The birds were waking and chattering, as women chatter over their morning toilets. Some more hyacinths had bloomed in the night, and there was a great clump of iris, that she had not noticed the day before, on the hill-top. A cardinal-bird, sweeping downward like a flame fallen from some celestial fire, made his morning bath in the hollow of a tulip-tree leaf—a relic of vanished winter filled by kindly spring with fragrant rain.

As she neared the lawn gate she saw some one leaning over it. A swart, red-kerchiefed figure, clad in a dress whose stripes of blue and white circled her large body as its hoops a barrel. It was Aunt Tishy. She pushed upon the gate, jamming her stout proportions uncomfortably in her haste to reach the girl.

“Gord! Miss Faginia, whar is you ben? An’ gret day in de mawnin! what dat you got on, anyhow? Gord! Gord! ef de chile ain’ jes ez wet ’s ’f she’d ben caught in de Red Sea wid Phario. Honey, whar is you ben, in the name o’ Gord? Tell yo’ mammy. Is you been see a harnt? What de matter wid my baby? Gord! Gord! dem eyes sutney is ben look on suppn dradeful. Po’ lamb! po’ lamb! Look at dem little foots, an’ de stockin’s all war offen ’em same as de rats dun neaw ’em. Ain’ yo’ gwine tell yo’ mammy, my lady-bug? Come ’long so. Mammy kin ’mos’ kyar yo’ ter de house.”

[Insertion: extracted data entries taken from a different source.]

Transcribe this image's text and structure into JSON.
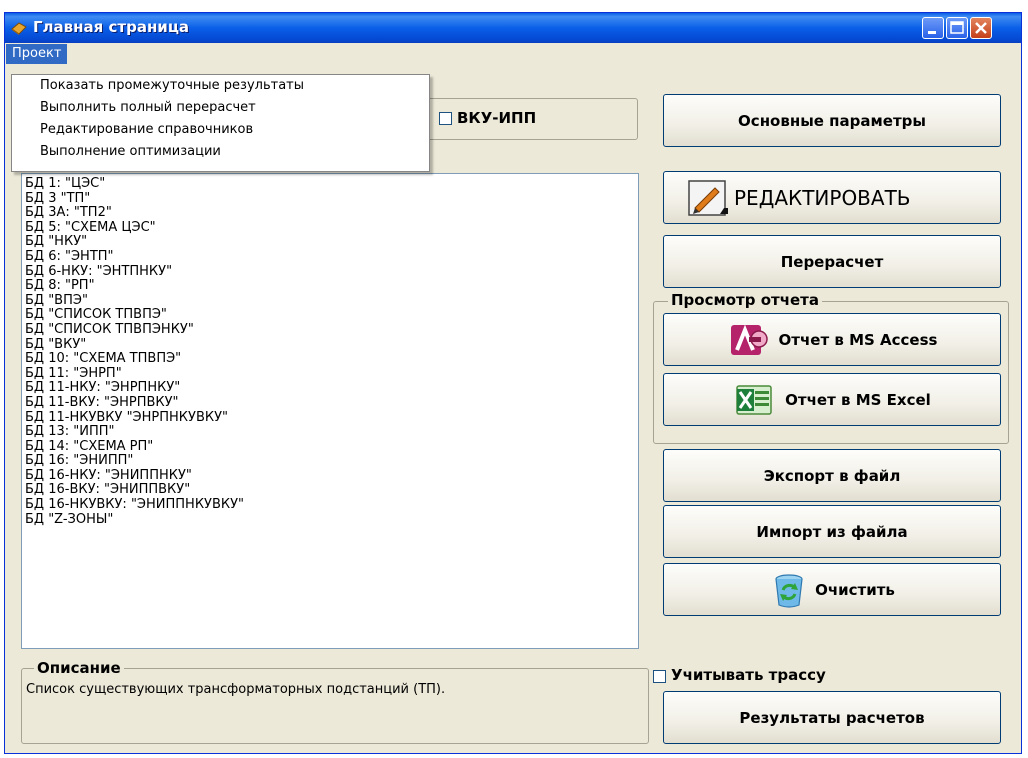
{
  "window": {
    "title": "Главная страница"
  },
  "menu": {
    "project_label": "Проект",
    "items": [
      "Показать промежуточные результаты",
      "Выполнить полный перерасчет",
      "Редактирование справочников",
      "Выполнение оптимизации"
    ]
  },
  "vku_ipp": {
    "label": "ВКУ-ИПП",
    "checked": false
  },
  "db_list": [
    "БД 1: \"ЦЭС\"",
    "БД 3 \"ТП\"",
    "БД 3А: \"ТП2\"",
    "БД 5: \"СХЕМА ЦЭС\"",
    "БД \"НКУ\"",
    "БД 6: \"ЭНТП\"",
    "БД 6-НКУ: \"ЭНТПНКУ\"",
    "БД 8: \"РП\"",
    "БД \"ВПЭ\"",
    "БД \"СПИСОК ТПВПЭ\"",
    "БД \"СПИСОК ТПВПЭНКУ\"",
    "БД \"ВКУ\"",
    "БД 10: \"СХЕМА ТПВПЭ\"",
    "БД 11: \"ЭНРП\"",
    "БД 11-НКУ: \"ЭНРПНКУ\"",
    "БД 11-ВКУ: \"ЭНРПВКУ\"",
    "БД 11-НКУВКУ \"ЭНРПНКУВКУ\"",
    "БД 13: \"ИПП\"",
    "БД 14: \"СХЕМА РП\"",
    "БД 16: \"ЭНИПП\"",
    "БД 16-НКУ: \"ЭНИППНКУ\"",
    "БД 16-ВКУ: \"ЭНИППВКУ\"",
    "БД 16-НКУВКУ: \"ЭНИППНКУВКУ\"",
    "БД \"Z-ЗОНЫ\""
  ],
  "description": {
    "legend": "Описание",
    "text": "Список существующих трансформаторных подстанций (ТП)."
  },
  "buttons": {
    "main_params": "Основные параметры",
    "edit": "РЕДАКТИРОВАТЬ",
    "recalc": "Перерасчет",
    "export": "Экспорт в файл",
    "import": "Импорт из файла",
    "clear": "Очистить",
    "results": "Результаты расчетов"
  },
  "report": {
    "legend": "Просмотр отчета",
    "access": "Отчет в MS Access",
    "excel": "Отчет в MS Excel"
  },
  "track": {
    "label": "Учитывать трассу",
    "checked": false
  },
  "colors": {
    "titlebar": "#0a5fe8",
    "window_bg": "#ece9d8",
    "menu_highlight": "#316ac5",
    "button_border": "#003c74"
  }
}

Virginia submitted listlessly to the old black’s blandishments. She was not sorry to have Aunt Tishy’s massive arm about her. Her feet ached and smarted; there was a sharp pain in her side when she drew her breath, and that dreadful feeling of being a thing just born, a creature who had no past, still held her in its numbing grasp.

Aunt Tishy took her into the big kitchen—an out-house consisting of one room, and a fireplace in which one might have roasted a whole ox. It was lined on two sides with great smoke-darkened pine presses. The other walls and the ceiling had once been white, but were now stained the color of a half-seasoned meerschaum pipe. The two windows had casements with diamond-shaped panes of dingy glass set in lead. Enormous deal tables stood here and there. From the surrounding gloom came the glimmer of brightly polished tin, as brilliant in its effect as the glint of a negro’s teeth from the dusk of his face.

“I GWINE TAKE DAT DAR OUTLANDISH THING OFFEN YO’, HONEY.”

Aunt Tishy, having seated her nursling in an old wooden rocking-chair, dragged a basket of chips and shavings from the capacious ingle-nook, and set about making the fire. She first scooped away the yet warm ashes of yesterday with her shapely yellow-palmed hands. Negroes generally have well-formed hands and remarkably pretty finger-nails. Then she began laying a little foundation of shavings and lightwood splinters; here and there she stuck a broad locust-chip. When these preparations were all completed she went out to “fotch a light,” she said, assuring Virginia of her speedy return.